Люси разглядывает Сэм с одной стороны, с другой. Как бы она ни прищуривалась, ей не разглядеть, где у Сэм заканчивается правда и начинается ложь. И есть ли для Сэм какая-нибудь разница.
– Постой, – говорит Сэм, хватая Люси за локоть. – И ма. Он сказал, что ма…
Люси отталкивает Сэм.
– Нет. Не говори со мной про ма.
Сэм не возвращается на прежнее место. Люси делает шаг назад. Они смотрят друг на друга. Люси делает еще один шаг назад. И еще, и еще шаг, и часть ее радуется, часть ее уже в Суитуотере, уже репетирует историю про сиротку – ее малая, запутавшаяся часть испытывает облегчение оттого, что Сэм там не будет, что ей не придется объяснять людям странности Сэм.
Люси поворачивается.
Сэм окликает ее в последний раз. Страх в ее голосе узнается безошибочно.
– Люси – у тебя кровь.
Люси прикасается рукой к своему платью сзади. Рука ощущает влагу. Она поднимает юбку и обнаруживает, что ее нижнее белье тоже в крови. Но кожа внизу повсюду целая. Она не чувствует никакой боли, несмотря на влагу между ног. Она нюхает свои пальцы и под медным привкусом ощущает другой запах, еще противнее.
Ма говорила, что этот день они отпразднуют с пирогом, солеными сливами и новым платьем для Люси. Ма говорила, что Люси в этот день станет женщиной. Кровь течет свободно, оставляя после себя томление пустоты. Люси расстается с этим почти без боли. Хотя ни пирогов, ни праздника не будет, она с уверенностью, заявляющей о себе тяжестью в ее теле, чувствует истинность слов ма: она больше не маленькая девочка.

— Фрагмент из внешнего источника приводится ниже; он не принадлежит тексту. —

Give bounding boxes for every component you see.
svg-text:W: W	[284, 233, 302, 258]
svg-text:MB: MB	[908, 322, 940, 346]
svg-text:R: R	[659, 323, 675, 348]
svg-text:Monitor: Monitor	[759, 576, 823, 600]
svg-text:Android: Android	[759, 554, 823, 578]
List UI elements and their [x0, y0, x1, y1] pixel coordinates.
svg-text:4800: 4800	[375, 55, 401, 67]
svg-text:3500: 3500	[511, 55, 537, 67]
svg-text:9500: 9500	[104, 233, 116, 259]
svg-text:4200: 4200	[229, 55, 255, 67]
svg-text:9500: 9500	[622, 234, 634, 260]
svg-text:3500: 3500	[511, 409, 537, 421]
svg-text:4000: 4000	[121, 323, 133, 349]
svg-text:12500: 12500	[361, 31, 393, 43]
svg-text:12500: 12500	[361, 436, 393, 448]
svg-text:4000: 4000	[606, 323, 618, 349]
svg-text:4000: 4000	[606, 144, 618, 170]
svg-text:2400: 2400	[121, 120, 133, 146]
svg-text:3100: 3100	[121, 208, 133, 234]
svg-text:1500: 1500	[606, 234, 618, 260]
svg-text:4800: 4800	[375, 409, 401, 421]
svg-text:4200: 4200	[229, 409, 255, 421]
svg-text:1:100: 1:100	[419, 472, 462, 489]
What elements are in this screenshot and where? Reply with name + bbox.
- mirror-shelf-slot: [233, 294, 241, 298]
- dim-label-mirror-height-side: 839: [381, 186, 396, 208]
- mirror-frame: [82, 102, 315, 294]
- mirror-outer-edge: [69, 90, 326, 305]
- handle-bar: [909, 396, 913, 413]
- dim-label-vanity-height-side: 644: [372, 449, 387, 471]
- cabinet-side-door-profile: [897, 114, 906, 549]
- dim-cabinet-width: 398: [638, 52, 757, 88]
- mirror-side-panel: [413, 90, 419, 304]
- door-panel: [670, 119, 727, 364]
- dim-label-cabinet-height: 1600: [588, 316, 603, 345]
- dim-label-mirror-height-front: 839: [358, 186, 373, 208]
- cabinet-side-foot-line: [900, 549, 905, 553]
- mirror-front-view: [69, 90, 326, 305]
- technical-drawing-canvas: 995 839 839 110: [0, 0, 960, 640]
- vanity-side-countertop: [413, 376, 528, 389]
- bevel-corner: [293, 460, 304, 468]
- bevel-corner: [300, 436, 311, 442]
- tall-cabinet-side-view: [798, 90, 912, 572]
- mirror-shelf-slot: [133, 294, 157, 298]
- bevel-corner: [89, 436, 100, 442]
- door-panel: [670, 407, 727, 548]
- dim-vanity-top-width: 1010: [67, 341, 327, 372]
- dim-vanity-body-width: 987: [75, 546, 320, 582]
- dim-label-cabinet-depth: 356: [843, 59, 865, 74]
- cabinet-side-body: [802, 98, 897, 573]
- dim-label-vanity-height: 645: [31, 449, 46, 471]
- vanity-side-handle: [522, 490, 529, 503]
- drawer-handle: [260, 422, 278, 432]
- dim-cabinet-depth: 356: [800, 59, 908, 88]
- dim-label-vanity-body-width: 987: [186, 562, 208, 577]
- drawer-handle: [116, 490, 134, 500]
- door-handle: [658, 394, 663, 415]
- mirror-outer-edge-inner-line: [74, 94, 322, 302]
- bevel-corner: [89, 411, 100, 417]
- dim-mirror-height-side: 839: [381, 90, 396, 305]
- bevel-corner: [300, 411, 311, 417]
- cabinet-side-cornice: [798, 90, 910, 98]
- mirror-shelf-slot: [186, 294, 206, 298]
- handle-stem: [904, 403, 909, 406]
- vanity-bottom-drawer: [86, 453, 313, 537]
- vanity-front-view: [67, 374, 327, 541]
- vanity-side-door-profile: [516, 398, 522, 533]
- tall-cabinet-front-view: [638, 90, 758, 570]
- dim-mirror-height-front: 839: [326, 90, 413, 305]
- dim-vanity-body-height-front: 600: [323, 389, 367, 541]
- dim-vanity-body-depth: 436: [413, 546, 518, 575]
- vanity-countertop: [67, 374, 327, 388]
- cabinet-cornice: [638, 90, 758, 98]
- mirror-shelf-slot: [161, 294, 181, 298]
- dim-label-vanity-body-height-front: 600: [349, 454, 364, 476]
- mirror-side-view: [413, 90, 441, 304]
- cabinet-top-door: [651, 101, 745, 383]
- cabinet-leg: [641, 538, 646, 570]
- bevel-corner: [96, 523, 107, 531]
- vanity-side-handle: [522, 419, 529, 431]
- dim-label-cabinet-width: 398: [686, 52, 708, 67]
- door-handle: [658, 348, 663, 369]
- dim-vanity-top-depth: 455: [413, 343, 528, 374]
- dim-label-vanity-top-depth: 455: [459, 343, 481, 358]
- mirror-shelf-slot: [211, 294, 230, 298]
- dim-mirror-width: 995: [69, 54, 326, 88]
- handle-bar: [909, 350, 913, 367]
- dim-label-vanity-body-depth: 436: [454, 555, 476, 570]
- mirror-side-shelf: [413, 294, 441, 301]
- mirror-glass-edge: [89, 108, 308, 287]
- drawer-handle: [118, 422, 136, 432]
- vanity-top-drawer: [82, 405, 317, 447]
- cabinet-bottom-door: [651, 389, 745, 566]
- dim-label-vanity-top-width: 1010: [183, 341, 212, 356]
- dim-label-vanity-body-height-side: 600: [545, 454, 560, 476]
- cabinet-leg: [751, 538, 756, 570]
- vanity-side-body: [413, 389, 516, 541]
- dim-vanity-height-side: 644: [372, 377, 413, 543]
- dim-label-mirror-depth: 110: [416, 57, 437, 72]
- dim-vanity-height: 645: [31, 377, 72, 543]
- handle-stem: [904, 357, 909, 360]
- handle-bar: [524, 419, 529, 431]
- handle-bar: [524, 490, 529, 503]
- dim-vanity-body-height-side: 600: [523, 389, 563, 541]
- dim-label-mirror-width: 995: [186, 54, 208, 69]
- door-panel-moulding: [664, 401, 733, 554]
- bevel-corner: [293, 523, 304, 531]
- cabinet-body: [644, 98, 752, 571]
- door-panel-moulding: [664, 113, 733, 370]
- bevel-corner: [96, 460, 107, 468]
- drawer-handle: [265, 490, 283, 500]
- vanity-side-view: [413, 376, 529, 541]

Лицо Сэм от ужаса становится совсем детским, словно Люси на ее глазах обретает новую и пугающую силу. Люси впервые, глядя на младшую сестру, чувствует, как по ее жилам вместе с кровью струится жалость. Она не думала, что должна будет оставить позади и это.
– Я скоро вернусь, – говорит Люси, сдаваясь. – Принесу какую-нибудь еду. После того как найду работу.
Люси принимается отмывать пятна, а Сэм отходит в сторону. Очистив, насколько это возможно, ткань, выжав ее до влажности, чуть превышающей влажность воздуха, набив траву в трусики и глотнув холодной воды, чтобы облегчить тяжесть в желудке, Люси, прищурившись, смотрит в сторону берега и замечает фигуру среди деревьев.
– Я сейчас ухожу в город, – кричит Люси.
Человек поднимает голову.
– Вы будете здесь? – говорит Люси.
Она хотела, чтобы эти слова прозвучали как приказ. Но расстояние между ними и рев реки не позволяют ей сделать это. То, что она произносит, звучит как вопрос.
Часть втораяХХ59
Череп
Ма – их солнце, она же – их луна. Ее бледное лицо над порогом нового дома, изнутри наружу, в сторону света из тени. Она готовит место для тигра.